Some changes that were beginning to emerge as medium or long-term trends before the health crisis have been implemented much quicker. Concepts that will, without doubt, completely revolutionise the business model.
Increased deliveries and takeaways: The main escape route granted by the authorities is to serve takeaway meals or to offer home deliveries. Faced with drastic reductions in capacity and limited opening hours, hoteliers have had to find different alternatives in order to continue offering their services.
Ghost kitchens or dark kitchens: The increase in deliveries and takeaways in the hotel sector has led to the rise of ghost kitchens. These are businesses where meals are prepared exclusively for sale to homes; they are not restaurants and they do not have tables or waiter service. Deliveries have grown by 26% in Spain over the last year* and forecasts indicate that they will continue to rise, so it seems that this new concept may be on the increase.
Digitalisation of restaurant processes: As we have seen, coronavirus has forced restaurants to quickly adopt certain measures, such as replacing the traditional paper menu with a digital one, promoting the use of social networks to communicate with their customers and encouraging card payments.

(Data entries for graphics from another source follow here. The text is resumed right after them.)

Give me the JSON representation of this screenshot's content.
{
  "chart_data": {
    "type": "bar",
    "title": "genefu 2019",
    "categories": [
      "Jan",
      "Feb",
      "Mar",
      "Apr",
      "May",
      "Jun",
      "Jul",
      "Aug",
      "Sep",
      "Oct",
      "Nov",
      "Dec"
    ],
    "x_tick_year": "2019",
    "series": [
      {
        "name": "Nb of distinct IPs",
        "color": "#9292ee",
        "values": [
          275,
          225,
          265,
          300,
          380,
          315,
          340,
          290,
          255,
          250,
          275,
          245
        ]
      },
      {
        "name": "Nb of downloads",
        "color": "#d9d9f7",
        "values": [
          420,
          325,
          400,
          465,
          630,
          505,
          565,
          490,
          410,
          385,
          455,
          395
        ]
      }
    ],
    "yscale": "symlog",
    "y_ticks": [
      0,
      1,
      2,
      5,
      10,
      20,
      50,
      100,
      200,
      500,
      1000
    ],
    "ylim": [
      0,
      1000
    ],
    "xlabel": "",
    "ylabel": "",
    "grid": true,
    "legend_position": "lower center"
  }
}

These measures for avoiding contact points have accelerated the digitalisation that this sector should have completed progressively. Although these measures have been adopted in a short space of time, it is undeniable that technology enables a much more efficient control of restaurant processes.
New experiences: The current situation has made customers more demanding. Customers appreciate a gastronomic offering that is complemented with other leisure activities, such as live shows, for example. According to the Cruzcampo Foundation, 50% of consumers highly value innovation and creativity in these businesses.
Hoteliers logically have other concerns in mind right now, but these types of actions that provide customers with added value could be a great marketing tool in the future.
The pandemic will, without doubt, mark a before and after for the hospitality industry. These and many other trends will continue to set the tone for a future that we all hope will soon bring some normality, new or old, but normality!